Britto citou que um governante que queira emparedar ou chantagear um parlamentar da oposição, por exemplo, poderá lhe confiscar a casa. “E o opositor vai ter que bater às portas da Justiça, certamente terá esse abuso reconhecido, mas só vai receber em precatórios daqui a 50, 70 anos, pelas novas regras, conforme o Estado – no caso do Espírito Santo, pode levar até 100 anos”, lembrou. Ele alerta que situação idêntica poderá ocorrer também no caso de governantes desonestos, que resolvam cobrar propinas de fornecedores. “Se o fornecedor não der a propina, ele pode não pagar o serviço e o caminho será o mesmo: o fornecedor pode levar décadas para receber”.

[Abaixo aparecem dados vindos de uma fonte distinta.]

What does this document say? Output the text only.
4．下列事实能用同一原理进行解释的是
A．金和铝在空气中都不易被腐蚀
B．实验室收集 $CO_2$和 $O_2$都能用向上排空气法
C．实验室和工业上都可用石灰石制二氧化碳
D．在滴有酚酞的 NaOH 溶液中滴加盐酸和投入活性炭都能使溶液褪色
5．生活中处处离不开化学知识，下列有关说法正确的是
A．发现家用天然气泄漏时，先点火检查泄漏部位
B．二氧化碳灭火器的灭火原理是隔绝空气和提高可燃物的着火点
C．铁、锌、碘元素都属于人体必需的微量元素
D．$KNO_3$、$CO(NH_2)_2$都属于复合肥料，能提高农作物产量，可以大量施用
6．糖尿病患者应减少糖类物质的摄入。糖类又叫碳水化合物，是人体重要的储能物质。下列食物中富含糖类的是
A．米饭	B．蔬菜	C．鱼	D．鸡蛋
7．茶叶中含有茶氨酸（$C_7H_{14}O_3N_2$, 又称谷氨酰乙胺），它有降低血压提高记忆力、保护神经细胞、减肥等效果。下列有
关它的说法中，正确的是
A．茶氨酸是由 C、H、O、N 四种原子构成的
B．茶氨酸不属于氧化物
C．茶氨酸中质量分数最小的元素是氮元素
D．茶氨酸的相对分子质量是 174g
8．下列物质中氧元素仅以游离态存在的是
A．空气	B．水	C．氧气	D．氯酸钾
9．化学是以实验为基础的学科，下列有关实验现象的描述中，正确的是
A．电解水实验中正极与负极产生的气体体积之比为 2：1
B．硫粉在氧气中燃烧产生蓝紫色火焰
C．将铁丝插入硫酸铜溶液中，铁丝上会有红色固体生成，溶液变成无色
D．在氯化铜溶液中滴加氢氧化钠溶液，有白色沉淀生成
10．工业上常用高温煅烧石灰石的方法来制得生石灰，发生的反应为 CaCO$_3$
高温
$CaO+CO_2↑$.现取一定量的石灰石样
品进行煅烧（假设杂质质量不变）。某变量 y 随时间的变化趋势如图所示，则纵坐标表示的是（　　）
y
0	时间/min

Para o presidente nacional da OAB, a Emenda 62 – fruto da chamada PEC do Calote dos Precatórios – “é o espelho de uma classe política que pensa mais nas próximas eleições do que nas próximas gerações”. E concluiu: “A classe política que fez a PEC do Calote (agora transformada na Emenda do Calote) para agradar prefeitos e governadores é a mesma que fez a PEC dos vereadores para agradar os edis e que não faz a reforma política porque está pensando em si própria, em defender seus próprios interesses”.